Igualmente, se le preguntó al declarante si los gerentes tenían conocimiento de las extorsiones a lo cual respondió (se transcribe de manera literal incluidos posibles errores):

“Si en este punto se comprobó con las declaraciones de algunos afectados(127) que efectivamente los gerentes tienen amplio conocimiento de esta modalidad delictiva llamada extorsión o como dicen los despachadores ‘la rifa’, ‘ya cancelaron la rifa’ o simulada en una cuota de mantenimiento que es a la vez ratificada en las planillas donde el conductor que ha salido a laborar en el transcurso del día y la final da su cuota es colocado unos sellos por parte de los despachadores, demostrando que está a paz y salvo (...) si definitivamente los gerentes tienen un amplio conocimiento de esta actividad extorsiva que va en contra de los intereses y bienestar de los trabajadores quienes son en última consecuencia los perjudicados, en que tengan nexos o que sean militantes o simpatizantes de las autodefensas podemos indicar que no son militantes activos, sino que se rigen al sistema y en lugar de denunciar como es en derecho generan el incremento de acciones ilícitas y conductor o empleado que se atreva a denunciar a las autoridades por un lado los gerentes lo destituyen del puesto y lo vetas en todas las empresas de transportes”(128).
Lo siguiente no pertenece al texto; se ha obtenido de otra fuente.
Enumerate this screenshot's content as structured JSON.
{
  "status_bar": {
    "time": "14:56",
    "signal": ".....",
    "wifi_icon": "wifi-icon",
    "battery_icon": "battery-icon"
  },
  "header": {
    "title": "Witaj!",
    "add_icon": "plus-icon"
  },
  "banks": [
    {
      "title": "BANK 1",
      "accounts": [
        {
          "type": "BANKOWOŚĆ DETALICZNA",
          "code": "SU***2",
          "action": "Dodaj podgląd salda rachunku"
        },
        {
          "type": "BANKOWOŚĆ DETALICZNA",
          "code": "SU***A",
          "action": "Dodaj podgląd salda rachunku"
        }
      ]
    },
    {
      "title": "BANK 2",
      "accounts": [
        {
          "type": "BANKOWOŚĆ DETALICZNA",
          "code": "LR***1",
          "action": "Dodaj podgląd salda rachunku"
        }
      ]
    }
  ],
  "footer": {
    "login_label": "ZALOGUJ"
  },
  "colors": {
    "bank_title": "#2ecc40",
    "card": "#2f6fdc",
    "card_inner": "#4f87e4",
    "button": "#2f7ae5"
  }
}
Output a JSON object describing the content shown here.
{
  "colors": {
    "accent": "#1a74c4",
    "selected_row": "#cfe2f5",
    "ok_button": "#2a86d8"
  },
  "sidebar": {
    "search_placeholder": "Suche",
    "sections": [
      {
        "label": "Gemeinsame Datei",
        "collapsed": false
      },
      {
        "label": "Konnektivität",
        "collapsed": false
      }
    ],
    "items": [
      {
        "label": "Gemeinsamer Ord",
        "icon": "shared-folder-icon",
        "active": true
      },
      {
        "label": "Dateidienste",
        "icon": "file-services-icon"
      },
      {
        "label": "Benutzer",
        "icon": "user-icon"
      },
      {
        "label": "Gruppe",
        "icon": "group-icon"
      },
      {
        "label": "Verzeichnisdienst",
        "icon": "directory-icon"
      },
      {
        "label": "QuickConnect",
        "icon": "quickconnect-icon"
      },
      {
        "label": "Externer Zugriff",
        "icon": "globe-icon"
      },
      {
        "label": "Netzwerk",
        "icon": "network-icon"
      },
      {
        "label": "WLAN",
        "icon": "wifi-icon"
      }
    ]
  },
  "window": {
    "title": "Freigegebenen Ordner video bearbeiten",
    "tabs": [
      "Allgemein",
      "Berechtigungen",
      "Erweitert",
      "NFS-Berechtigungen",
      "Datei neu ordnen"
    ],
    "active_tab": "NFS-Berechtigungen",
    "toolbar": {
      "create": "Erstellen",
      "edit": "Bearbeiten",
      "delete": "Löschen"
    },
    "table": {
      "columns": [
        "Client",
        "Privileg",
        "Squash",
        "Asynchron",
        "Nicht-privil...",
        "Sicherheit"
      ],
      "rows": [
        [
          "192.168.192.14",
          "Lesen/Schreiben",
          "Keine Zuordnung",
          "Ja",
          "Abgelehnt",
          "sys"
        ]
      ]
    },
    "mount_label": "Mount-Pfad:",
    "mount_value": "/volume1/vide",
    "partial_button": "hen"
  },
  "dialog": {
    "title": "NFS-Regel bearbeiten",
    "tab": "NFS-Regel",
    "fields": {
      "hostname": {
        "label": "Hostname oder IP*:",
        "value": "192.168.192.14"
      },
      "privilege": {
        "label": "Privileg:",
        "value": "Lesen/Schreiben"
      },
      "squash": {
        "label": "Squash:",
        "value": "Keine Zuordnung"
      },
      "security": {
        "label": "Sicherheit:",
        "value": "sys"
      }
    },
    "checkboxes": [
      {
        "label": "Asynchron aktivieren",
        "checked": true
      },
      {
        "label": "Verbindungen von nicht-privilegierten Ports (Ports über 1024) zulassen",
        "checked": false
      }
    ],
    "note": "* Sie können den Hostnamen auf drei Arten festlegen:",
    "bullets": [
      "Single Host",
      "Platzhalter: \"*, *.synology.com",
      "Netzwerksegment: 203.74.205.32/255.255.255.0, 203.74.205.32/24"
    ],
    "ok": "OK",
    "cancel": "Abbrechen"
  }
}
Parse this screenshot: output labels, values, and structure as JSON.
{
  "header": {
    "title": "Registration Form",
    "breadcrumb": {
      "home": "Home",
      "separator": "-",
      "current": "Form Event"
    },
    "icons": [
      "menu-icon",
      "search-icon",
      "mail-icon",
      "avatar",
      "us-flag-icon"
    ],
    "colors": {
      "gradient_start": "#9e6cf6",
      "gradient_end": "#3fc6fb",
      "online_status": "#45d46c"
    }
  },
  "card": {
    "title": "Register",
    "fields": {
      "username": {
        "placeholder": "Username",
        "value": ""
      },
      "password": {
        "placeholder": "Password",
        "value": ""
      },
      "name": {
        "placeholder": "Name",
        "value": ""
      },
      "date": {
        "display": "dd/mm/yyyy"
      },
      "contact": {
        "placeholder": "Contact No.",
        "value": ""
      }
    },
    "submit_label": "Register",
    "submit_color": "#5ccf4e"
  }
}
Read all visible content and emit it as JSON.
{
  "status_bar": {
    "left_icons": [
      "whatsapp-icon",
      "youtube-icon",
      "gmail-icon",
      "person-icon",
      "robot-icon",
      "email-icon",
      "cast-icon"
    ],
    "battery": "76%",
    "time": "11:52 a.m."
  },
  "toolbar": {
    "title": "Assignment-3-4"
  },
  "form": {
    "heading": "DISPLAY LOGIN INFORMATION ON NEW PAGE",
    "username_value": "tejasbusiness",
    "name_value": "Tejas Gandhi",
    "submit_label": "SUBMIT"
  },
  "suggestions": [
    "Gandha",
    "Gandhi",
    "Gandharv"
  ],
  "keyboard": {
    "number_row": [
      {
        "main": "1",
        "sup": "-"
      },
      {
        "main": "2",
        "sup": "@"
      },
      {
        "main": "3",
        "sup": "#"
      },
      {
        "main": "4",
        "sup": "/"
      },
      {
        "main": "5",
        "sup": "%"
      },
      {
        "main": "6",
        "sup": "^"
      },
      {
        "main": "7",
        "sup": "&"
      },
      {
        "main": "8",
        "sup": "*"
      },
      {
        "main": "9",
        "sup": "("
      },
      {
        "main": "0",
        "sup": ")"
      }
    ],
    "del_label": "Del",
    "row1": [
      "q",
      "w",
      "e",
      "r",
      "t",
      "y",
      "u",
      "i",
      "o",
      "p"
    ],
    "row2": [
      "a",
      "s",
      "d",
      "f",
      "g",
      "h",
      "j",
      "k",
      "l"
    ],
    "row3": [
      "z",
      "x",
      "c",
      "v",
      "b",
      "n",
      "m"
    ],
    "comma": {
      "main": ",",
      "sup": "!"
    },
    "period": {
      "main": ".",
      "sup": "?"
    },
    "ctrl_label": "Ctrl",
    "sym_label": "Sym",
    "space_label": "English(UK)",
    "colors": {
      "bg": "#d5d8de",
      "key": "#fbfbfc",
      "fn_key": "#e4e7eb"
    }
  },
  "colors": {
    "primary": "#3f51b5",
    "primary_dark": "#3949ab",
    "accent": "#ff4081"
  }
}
El 8 de abril de 2003, la Fiscalía realizó la diligencia de allanamiento y registro al sitio de residencia de la señora S.N.B. y en el acta se consignó que se decomisó “documento de 3 folios alusivo a las autodefensas unidas de Colombia(129) (se destaca).

En la misma fecha se recibió el testimonio del señor R.T.B. quien no obstante ser conductor de la empresa “XXXXXX” informó a la Fiscalía que todo el sector del transporte estaba siendo víctima de cobro de vacunas por parte de las Auc; por su parte, el señor L.J.C.P. en su calidad de conductor de “XXXXXXX” dio a conocer que desde hacía año y medio atrás, miembros de las Auc realizaron una reunión en la cual les informaron que tenía que cancelar “dos mil pesos diarios para seguridad de nosotros(130)”.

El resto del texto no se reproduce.